Parler de lutte contre « l’infiltration de la justice » pendant qu’on licencie des magistrats par décret et qu’on embastille sans jugement revient à maquiller l’autoritarisme en croisade morale.
La démocratie n’est pas un complot, mais un combat pour les droits
Ce que Rahoui dénonce comme « complot » est souvent la simple expression du désaccord légitime, de la contestation pacifique, du pluralisme politique. La démocratie est par nature conflictuelle. Elle ne se réduit pas à l’unanimisme, elle se nourrit du débat, de la critique, de la divergence.

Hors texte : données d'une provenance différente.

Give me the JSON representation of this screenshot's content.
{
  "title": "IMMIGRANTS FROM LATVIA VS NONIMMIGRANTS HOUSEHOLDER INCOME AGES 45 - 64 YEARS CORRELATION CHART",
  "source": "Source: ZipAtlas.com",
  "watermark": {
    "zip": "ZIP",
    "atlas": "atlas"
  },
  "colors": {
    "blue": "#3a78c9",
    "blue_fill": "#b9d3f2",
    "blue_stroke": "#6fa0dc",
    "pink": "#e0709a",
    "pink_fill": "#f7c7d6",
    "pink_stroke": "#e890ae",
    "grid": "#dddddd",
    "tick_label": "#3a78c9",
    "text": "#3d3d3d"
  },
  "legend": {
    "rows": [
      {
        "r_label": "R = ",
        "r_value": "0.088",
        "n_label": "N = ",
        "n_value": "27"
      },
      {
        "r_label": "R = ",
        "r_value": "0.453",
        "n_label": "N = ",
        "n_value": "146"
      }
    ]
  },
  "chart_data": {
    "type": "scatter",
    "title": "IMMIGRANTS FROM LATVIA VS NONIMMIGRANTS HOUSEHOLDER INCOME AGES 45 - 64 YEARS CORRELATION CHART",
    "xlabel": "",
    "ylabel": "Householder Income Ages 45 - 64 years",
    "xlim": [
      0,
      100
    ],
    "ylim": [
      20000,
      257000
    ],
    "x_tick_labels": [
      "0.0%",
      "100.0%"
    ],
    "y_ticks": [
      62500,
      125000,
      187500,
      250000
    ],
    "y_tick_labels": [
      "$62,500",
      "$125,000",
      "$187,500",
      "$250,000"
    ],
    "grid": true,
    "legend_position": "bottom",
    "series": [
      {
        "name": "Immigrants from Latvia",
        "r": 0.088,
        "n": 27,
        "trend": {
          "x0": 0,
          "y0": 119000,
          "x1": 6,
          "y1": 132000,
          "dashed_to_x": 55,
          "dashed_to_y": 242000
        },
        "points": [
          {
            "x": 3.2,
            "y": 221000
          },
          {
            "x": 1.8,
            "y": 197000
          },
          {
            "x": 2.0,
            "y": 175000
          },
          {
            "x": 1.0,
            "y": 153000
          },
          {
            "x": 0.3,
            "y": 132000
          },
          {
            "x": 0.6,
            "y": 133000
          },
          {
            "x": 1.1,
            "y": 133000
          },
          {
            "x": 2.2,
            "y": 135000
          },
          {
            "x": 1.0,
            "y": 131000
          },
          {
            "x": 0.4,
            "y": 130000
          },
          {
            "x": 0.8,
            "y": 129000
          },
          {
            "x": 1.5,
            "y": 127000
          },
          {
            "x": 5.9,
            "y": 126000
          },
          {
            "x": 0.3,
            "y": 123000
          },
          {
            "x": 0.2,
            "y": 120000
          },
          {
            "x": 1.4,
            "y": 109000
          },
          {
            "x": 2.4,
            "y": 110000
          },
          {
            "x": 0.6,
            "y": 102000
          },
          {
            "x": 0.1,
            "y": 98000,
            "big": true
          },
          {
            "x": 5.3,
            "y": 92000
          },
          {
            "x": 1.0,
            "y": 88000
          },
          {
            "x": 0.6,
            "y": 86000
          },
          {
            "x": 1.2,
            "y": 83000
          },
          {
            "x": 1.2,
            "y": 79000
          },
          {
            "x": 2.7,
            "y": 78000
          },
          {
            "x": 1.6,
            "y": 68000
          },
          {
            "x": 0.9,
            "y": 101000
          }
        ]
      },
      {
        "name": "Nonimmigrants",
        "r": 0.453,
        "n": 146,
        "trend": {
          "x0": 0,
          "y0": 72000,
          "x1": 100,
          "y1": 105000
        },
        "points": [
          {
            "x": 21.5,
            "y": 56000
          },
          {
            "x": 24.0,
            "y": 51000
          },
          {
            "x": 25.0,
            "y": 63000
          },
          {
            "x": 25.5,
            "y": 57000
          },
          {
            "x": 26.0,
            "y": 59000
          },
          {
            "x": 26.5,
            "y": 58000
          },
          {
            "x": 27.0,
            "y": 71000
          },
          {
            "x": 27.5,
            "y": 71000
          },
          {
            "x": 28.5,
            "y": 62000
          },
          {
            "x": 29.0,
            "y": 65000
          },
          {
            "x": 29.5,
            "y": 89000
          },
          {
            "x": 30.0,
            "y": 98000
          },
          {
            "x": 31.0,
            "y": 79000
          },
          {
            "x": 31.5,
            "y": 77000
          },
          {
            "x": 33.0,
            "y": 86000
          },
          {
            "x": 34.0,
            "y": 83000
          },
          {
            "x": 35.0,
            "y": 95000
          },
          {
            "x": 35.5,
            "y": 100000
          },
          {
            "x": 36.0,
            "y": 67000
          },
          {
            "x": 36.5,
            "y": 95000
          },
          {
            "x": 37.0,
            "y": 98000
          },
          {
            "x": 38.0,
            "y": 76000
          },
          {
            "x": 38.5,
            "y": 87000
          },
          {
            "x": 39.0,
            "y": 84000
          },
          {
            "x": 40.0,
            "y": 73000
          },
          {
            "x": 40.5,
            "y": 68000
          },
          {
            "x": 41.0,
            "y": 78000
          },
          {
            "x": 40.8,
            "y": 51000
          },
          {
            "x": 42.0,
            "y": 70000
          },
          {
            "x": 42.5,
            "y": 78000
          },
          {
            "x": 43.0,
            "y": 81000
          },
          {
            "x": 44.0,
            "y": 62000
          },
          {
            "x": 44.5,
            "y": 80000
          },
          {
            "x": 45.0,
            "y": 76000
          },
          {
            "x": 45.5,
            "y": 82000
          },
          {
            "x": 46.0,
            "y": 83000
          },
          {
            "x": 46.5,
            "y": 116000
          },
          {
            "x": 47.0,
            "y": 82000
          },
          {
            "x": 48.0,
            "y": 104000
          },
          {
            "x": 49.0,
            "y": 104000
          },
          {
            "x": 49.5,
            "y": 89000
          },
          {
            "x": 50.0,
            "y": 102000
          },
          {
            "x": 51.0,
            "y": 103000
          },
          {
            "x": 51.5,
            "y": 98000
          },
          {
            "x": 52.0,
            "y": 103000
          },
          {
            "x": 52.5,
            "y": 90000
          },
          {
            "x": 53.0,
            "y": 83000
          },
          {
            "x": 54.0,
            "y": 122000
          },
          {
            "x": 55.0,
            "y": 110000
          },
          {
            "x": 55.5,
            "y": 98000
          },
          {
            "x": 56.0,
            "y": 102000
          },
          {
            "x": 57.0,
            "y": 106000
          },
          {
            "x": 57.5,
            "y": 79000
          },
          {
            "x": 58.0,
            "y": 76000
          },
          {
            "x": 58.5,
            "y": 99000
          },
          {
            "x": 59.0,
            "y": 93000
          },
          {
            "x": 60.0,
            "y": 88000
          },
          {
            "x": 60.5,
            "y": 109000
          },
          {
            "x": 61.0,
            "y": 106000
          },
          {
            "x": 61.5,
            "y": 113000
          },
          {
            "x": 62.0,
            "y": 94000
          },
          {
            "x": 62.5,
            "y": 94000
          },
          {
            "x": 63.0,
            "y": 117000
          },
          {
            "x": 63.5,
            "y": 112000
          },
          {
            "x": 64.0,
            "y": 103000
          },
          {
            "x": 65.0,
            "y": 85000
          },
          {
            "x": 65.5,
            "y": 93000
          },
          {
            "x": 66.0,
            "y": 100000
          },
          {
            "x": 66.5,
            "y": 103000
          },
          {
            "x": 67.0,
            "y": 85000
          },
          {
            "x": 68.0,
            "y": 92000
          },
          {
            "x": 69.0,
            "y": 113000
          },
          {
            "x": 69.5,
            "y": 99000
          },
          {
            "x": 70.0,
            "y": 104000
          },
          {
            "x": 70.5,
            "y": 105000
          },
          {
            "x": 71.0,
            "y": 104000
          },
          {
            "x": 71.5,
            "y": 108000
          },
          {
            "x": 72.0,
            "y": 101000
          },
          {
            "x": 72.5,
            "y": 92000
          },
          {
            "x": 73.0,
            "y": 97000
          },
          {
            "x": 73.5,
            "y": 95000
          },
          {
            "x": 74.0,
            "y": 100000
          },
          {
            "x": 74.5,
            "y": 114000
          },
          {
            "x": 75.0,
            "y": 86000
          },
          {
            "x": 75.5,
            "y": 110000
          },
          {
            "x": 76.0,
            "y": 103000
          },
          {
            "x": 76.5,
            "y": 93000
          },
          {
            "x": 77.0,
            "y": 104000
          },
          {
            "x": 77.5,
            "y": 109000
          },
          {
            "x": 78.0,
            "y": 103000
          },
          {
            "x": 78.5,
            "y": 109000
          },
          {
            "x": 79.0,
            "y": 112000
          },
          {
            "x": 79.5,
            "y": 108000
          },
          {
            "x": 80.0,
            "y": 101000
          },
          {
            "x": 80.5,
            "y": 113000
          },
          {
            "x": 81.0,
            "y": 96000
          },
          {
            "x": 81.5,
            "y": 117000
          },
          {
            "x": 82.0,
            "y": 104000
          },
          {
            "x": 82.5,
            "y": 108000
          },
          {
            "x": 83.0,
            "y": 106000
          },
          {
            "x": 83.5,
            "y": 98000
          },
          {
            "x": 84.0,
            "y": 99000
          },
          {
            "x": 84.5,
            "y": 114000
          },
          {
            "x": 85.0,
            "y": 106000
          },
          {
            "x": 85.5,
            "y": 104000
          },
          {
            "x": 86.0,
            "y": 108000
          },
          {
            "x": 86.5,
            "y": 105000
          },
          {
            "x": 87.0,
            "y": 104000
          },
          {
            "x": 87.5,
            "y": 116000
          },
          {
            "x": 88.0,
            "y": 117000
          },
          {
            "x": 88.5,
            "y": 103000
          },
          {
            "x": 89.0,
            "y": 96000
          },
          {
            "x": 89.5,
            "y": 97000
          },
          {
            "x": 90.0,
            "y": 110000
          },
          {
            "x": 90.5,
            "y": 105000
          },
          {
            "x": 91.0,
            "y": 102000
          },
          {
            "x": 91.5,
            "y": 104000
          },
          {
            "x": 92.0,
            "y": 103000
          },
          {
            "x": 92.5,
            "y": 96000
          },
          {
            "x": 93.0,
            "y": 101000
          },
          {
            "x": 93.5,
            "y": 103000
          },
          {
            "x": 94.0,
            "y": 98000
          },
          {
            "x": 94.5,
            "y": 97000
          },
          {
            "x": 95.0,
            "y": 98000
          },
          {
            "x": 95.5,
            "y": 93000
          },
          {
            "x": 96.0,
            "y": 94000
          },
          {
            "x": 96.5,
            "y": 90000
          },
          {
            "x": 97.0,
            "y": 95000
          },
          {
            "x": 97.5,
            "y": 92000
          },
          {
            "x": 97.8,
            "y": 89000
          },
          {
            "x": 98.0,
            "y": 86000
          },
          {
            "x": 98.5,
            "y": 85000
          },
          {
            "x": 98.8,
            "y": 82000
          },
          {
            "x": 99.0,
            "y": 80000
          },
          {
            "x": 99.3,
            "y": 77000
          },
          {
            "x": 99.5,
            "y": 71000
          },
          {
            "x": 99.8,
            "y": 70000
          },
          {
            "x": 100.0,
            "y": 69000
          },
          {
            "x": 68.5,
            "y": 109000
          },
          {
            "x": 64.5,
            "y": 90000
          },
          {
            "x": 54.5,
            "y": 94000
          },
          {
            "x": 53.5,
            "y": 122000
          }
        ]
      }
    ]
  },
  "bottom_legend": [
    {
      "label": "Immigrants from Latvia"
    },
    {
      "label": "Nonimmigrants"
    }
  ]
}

Les défenseurs de la liberté d’association, de l’indépendance de la justice, du droit à la transparence, ne sont pas les ennemis de la Tunisie, mais les derniers vigiles de sa dignité républicaine. Ceux qui, au contraire, fabriquent des ennemis imaginaires, délirent sur des conspirations permanentes et insultent la société civile, ne défendent ni le peuple, ni la souveraineté : ils défendent le pouvoir, et rien d’autre.
Les droits humains comme boussole
Il est temps de rappeler à Monsieur Rahoui une évidence : aucun pouvoir n’est au-dessus du droit. Aucune autorité, aussi « populaire » se prétend-elle, ne saurait se soustraire aux normes universelles de l’État de droit, de la séparation des pouvoirs, du respect de la dignité humaine.
Les droits fondamentaux – liberté d’expression, droit à un procès équitable, liberté d’association, pluralisme politique – ne sont pas des concessions étrangères : ce sont les piliers de toute démocratie digne de ce nom. Les brader, c’est faire le lit de la tyrannie.
Les défendre, c’est refuser que la Tunisie redevienne ce qu’elle a mis tant d’années à quitter : un pays gouverné par la peur, le soupçon et le silence.